I find it difficult to imagine a more self-absorbed character than Elihu. Notice that he claims his knowledge is exotic (from afar), a Cambridge grad among Harvard men. A self-confessed “know it all.”
And yet, he seems to have ignored everything Job has said, as well as the truth before him.
He claims that God always punishes the wicked, something Job has denied and his friends know all too well isn’t true. He claims God delivers his people, but that isn’t true as can be seen from Job’s misery. He claims God restores the penitent, but if Job’s life is an example, that’s not true either – at least not yet.

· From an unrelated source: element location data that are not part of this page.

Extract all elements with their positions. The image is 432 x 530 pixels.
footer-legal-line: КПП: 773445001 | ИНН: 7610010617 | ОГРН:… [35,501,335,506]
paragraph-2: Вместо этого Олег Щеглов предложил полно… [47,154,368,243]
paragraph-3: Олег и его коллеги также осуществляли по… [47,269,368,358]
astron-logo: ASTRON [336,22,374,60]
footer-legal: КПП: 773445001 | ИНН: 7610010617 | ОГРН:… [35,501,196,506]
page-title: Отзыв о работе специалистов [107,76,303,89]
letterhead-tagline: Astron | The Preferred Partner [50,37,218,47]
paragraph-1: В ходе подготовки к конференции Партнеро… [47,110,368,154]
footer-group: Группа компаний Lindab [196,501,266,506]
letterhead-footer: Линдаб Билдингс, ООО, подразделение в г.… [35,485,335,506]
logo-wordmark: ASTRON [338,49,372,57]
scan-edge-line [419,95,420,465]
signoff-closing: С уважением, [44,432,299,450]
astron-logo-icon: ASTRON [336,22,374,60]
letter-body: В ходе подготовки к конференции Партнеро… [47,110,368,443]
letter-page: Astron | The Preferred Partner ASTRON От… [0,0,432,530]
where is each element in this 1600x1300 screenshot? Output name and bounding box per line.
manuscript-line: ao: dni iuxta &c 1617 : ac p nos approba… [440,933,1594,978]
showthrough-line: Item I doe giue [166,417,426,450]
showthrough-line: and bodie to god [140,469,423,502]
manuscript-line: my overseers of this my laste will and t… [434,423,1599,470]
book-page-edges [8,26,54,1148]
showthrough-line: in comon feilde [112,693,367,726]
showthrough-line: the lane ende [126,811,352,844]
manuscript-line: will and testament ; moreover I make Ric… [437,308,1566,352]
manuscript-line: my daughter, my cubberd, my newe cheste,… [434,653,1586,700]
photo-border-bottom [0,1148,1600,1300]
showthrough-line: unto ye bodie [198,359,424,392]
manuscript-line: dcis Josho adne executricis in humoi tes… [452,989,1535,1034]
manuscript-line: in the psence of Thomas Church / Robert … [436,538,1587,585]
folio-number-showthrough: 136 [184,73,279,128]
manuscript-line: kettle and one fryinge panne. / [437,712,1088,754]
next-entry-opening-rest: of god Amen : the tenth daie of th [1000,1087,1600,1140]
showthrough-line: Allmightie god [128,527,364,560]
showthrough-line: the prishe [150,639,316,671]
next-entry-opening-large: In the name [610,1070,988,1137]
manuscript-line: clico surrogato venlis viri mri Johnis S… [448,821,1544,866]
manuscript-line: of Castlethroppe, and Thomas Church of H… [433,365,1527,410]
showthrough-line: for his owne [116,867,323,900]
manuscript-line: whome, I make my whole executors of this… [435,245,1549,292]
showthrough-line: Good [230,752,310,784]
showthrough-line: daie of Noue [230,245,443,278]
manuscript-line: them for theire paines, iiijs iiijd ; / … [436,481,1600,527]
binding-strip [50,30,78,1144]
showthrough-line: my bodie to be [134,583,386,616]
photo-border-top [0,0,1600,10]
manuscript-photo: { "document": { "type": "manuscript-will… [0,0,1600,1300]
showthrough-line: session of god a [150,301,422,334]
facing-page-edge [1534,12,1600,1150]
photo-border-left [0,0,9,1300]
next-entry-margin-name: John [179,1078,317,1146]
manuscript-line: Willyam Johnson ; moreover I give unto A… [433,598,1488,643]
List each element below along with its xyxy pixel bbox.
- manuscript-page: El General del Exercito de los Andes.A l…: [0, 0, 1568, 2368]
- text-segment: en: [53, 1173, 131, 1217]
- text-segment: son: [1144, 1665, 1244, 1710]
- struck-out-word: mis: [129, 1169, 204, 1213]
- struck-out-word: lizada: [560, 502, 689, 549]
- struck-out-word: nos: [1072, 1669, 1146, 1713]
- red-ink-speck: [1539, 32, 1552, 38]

Godless people, he claims, do not turn to God or speak to Him, that’s why they remain fettered in chains. And yet, Job, who Elihu implies is godless, has turned to God and has been greeted with only silence.
At the end of chapter 36, Elihu exalts God in terms similar to those used later by God Himself. He has all the answers. They’re just not the answers to Job’s questions. The whole thing reminds me of these words by Joe Bayly . “I was sitting, torn by grief. Someone came and talked to me of God’s dealings, of why it happened, of hope beyond the grave. He talked constantly, said things I knew were true.”
I was unmoved, except I wished he’d go away. He finally did.
Another came and sat beside me. He didn’t talk. He didn’t ask leading questions. He just sat beside me for an hour and more, listened when I said something, answered briefly, prayed simply, left.
I was moved. I was comforted. I hated to see him go.”